At the funeral, the mourners (strictly defined as parents, siblings, children or spouses of the deceased) rend their garments, and participate in symbolically shovelling dirt over the coffin.
After the funeral, a period called "Shiva" begins (literally, "seven"). It traditionally lasts for seven days unless interrupted by certain religious holidays. The mourners do not leave the house of mourning except to go the the synagogue on the Sabbath. All the mirrors in the house are covered, and the mourners sit on low benches. Friends and relatives come, bring food and offer consolation, and provide the quorum needed for daily prayer services, which take place in the house of mourning. During this period the mourners refrain from levity, entertainment, conducting business, wearing new clothing, shaving, and various other activities. A special candle is lit that lasts the entire seven days.

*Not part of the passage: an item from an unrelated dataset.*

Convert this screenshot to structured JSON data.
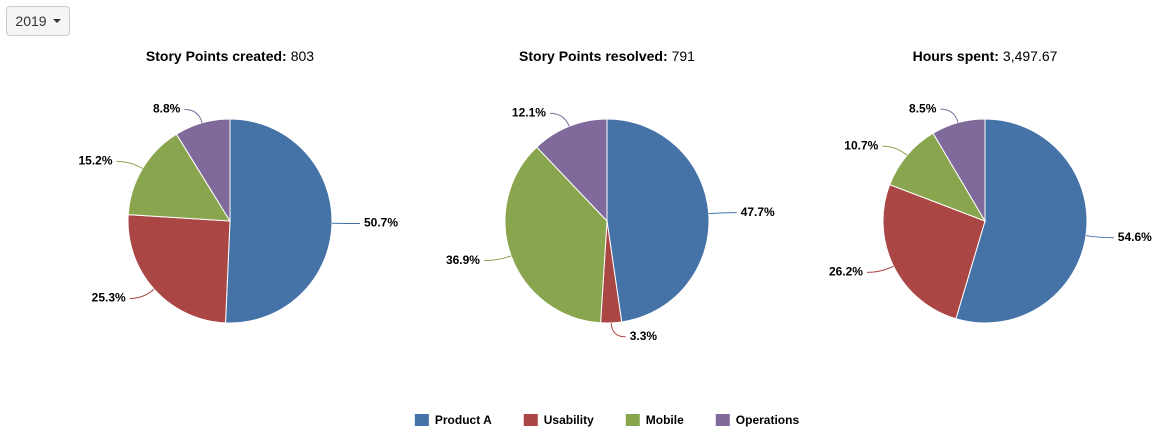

Certain restrictions are observed for one month after the funeral, and, for a parent or child, for one year. During this period the mourner would traditionally go to the synagogue every day (or, in less traditional communities, as often as practical) to recite the traditional mourner's prayer during the daily service. This provides a sympathetic community who will recognize the status of the mourner long after his friends and colleagues might expect him to "get over it." I am currently partway through this period of mourning for my father, which is why I have this so much on my mind. Personally I have found the traditional rituals to be very conforting.
-- Jackie (also known as khoff)
In Turkey, when someone is died who is washed by him/her family. All of the guests who come for funeral read kuran. before corpse is burried, mourner perform the ritual players. later the body of dead is burried by only male (women don't go) some of the mourner pray evenings during seven days.
Hi nona
I'm Turkish and live in turkey. I should say that I am a muslim. As turks and muslims, I can say thay we are different from people of the world. We believe in God accordingly we believe that death comes from Him,almighty. So anything,coming from him should be welcomed so as possible as we try to behave so.
Besides SUFISM will reply your question in another aspect if you try to resarch on it. A man,called Sufi regard death as a means of reaching God again. Again I said because we believe we all come from God and we will return Him also.